IMAGE DE FLAMENCO
La nature est paisible, dans une lourde torpeur. Le soir est tombé mais la chaleur demeure.
Pas un souffle d'air… Seule une enveloppe de silence apaise le ciel et la terre.
Un grand feu de bois vibre dans cette obscurité, les flammes rougeoyantes ondulent.

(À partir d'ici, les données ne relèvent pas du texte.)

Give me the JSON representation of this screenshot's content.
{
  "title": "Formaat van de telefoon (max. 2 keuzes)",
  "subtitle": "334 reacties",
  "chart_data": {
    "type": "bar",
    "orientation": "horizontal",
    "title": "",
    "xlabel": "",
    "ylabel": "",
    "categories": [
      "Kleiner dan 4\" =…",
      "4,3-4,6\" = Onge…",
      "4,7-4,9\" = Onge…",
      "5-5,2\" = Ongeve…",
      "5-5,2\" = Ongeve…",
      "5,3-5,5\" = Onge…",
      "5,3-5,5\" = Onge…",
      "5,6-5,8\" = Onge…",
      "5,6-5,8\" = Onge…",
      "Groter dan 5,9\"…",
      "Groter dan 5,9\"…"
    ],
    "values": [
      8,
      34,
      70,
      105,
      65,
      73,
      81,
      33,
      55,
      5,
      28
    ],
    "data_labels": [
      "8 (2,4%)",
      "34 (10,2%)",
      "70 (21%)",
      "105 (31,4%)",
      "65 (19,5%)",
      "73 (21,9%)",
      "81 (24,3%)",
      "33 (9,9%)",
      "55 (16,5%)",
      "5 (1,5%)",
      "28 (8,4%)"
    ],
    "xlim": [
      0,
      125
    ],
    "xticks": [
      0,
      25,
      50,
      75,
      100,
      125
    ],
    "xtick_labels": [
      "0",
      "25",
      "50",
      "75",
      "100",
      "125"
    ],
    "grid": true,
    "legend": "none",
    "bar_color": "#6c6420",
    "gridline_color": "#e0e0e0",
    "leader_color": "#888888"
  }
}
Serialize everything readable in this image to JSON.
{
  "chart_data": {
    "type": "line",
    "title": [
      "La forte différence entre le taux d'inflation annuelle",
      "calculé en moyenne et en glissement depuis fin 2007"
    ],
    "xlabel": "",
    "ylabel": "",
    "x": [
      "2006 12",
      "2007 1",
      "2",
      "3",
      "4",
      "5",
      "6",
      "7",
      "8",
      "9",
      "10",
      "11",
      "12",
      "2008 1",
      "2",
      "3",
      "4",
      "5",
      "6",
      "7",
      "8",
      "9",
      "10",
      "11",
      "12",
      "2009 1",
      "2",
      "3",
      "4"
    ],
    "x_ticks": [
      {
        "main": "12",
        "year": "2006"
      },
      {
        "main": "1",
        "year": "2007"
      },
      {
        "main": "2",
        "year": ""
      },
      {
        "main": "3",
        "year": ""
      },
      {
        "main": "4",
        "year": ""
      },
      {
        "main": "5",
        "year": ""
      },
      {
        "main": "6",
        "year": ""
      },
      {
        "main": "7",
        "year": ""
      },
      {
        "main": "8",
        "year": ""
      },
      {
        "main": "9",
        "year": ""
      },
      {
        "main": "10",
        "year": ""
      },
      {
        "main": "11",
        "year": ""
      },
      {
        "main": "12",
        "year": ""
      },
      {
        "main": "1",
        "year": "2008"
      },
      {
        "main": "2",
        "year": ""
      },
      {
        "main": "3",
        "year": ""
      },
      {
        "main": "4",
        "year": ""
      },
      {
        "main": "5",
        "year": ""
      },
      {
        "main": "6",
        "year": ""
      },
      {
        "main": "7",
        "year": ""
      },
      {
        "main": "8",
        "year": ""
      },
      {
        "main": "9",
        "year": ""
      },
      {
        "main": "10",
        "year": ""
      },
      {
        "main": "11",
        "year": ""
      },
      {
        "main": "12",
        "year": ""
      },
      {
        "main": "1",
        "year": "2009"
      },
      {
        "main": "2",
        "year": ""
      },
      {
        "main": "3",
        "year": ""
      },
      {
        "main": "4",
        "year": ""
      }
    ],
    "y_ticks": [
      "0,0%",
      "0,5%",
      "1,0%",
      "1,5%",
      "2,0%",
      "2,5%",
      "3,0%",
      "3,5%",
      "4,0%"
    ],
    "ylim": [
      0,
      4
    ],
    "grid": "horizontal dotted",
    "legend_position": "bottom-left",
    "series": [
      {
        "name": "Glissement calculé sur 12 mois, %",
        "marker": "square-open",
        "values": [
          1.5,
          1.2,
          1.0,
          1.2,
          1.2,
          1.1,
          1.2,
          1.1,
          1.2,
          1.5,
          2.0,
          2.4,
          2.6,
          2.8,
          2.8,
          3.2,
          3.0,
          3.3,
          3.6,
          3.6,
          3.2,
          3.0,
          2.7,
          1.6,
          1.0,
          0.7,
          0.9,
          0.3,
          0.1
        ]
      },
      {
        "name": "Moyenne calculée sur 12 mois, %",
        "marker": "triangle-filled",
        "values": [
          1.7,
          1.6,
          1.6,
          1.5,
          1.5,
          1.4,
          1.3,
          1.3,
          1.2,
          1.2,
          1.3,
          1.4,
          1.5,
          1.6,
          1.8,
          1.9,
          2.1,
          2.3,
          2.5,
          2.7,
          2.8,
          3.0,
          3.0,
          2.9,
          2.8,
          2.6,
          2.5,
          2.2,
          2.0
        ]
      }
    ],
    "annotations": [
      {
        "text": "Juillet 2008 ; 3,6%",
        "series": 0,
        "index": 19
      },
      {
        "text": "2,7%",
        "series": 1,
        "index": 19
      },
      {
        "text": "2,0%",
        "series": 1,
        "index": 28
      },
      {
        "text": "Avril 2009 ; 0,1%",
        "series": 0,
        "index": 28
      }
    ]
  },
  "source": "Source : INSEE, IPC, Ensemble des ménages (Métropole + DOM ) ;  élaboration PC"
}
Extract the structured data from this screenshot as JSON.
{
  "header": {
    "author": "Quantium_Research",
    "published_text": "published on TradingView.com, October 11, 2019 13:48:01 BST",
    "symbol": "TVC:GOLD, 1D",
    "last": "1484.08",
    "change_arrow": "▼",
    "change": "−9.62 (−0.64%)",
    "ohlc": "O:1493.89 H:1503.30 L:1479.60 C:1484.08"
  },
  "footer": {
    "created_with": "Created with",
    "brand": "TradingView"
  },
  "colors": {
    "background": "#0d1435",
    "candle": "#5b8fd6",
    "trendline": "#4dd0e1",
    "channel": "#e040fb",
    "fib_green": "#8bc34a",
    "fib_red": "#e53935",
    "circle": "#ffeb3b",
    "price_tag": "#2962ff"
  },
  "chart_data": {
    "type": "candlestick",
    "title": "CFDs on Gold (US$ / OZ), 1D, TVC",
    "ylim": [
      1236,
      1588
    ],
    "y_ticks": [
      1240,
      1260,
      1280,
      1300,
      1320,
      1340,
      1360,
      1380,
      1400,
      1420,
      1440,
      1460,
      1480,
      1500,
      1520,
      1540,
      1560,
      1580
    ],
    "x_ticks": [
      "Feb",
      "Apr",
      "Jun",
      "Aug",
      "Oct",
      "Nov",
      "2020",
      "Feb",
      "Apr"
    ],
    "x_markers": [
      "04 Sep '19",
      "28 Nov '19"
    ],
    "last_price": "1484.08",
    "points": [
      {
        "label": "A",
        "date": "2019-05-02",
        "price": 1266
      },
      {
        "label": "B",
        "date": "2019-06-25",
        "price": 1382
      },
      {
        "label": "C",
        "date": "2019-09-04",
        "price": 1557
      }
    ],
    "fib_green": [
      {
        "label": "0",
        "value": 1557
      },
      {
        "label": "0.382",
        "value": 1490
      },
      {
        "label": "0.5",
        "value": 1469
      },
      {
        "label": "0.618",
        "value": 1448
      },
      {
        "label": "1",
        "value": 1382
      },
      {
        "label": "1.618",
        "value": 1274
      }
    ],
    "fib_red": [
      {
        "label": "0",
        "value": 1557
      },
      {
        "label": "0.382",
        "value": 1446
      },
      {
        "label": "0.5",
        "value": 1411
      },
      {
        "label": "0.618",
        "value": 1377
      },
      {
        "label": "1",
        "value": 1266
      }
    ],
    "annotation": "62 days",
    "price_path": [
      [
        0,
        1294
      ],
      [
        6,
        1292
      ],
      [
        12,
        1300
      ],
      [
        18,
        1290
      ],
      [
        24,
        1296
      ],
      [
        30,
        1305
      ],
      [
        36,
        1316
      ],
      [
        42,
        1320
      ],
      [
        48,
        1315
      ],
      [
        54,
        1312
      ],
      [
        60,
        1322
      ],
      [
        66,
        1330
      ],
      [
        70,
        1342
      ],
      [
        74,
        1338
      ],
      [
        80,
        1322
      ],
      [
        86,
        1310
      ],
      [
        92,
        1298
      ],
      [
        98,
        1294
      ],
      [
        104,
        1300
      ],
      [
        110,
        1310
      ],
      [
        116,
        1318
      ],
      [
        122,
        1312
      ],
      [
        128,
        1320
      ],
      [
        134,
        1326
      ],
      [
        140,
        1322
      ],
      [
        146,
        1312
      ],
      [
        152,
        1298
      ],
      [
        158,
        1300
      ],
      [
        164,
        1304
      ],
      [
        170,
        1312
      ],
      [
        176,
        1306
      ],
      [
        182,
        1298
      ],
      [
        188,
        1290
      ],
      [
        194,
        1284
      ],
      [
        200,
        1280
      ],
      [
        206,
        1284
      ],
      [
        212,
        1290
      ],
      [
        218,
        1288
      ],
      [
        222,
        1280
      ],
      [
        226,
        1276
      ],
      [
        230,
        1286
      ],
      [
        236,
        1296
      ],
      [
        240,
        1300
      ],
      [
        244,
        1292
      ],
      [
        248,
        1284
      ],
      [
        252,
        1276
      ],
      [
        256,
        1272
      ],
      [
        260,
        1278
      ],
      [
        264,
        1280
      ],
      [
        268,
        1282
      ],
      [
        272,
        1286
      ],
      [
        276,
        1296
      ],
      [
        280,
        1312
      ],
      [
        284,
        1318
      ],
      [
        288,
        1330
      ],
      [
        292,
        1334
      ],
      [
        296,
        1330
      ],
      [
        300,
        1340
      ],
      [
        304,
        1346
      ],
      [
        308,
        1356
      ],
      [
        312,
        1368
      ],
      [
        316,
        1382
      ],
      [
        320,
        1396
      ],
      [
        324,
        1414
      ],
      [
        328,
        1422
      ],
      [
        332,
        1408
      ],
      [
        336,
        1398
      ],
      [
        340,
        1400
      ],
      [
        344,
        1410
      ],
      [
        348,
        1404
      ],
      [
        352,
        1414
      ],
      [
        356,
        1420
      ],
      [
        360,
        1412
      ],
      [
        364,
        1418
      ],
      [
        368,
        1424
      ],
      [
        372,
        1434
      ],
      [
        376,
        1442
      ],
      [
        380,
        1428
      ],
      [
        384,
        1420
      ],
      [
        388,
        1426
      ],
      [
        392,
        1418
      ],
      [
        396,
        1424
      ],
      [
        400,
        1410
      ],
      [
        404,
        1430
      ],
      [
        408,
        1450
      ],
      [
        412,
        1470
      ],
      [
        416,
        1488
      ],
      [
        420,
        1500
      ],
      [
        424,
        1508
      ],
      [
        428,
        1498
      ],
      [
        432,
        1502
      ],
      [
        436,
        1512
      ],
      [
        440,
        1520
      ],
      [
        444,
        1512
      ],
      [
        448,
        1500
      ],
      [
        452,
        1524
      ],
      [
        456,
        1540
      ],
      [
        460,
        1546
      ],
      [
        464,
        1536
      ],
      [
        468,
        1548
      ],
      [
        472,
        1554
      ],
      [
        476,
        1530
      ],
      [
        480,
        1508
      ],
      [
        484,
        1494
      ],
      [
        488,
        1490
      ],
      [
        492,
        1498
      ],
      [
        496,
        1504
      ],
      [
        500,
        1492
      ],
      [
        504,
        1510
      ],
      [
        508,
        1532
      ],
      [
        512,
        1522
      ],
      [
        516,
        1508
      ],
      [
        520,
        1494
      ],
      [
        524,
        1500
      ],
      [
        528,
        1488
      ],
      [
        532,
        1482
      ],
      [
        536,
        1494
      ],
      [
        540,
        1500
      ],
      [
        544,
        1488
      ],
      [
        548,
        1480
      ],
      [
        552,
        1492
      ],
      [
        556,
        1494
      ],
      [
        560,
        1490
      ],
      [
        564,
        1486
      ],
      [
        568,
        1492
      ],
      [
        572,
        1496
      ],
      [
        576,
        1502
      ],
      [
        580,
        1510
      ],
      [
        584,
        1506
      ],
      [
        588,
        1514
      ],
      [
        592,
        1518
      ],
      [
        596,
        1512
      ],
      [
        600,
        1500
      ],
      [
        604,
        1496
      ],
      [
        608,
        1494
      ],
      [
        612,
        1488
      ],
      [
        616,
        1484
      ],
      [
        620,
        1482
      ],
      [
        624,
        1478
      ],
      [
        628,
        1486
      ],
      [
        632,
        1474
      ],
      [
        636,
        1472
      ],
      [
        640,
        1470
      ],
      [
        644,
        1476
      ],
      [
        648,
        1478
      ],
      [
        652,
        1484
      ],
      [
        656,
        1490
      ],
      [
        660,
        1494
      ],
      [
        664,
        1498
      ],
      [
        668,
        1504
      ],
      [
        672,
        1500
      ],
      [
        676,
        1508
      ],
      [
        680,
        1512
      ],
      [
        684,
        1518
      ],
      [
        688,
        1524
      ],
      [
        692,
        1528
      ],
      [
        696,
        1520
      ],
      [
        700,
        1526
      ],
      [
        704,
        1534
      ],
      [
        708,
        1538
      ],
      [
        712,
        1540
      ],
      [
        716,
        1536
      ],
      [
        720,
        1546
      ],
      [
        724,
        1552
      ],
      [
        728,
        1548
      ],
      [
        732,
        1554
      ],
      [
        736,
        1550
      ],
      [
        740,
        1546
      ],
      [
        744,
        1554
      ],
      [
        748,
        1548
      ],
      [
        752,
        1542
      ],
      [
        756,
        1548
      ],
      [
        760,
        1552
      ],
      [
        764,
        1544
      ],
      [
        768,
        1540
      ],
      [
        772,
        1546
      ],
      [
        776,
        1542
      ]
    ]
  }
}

Soudain une voix déchire ce silence, rugueuse, monocorde, telle du miel coulant sur de la rocaille. Un homme est assis, là, guitare dans les bras et les notes qui accompagnent son chant, sont de plus en plus fortes, saccadées, lancinantes.
C'est alors que, sortis de nulle part, un homme, une femme, se jettent dans une danse sauvage.
Un corps à corps puissant et sans merci. Les pas dans un rythme précis martèlent le sol, les épaules se frôlent, se provoquent, se menacent.
Les bras s'élèvent en arabesques inachevées et les doigts claquent.
Le rythme s'accélère, le souffle est court. Les jambes de la femme sont nues sous les nombreux volants de sa jupe qu'elle soulève par vagues frénétiques, comme si elle balayait le temps.
L'homme est là, puissant, dans sa rage virile, les reins cambrés, le port altier, le regard arrogant, invincible.
Ses pieds cognent le sol, encore et encore .
C'est entre vie et mort que se joue un combat sauvage, où l'instinct dans la sourde puissance libérée va puiser son énergie, sa rage de vaincre dans la force du désespoir.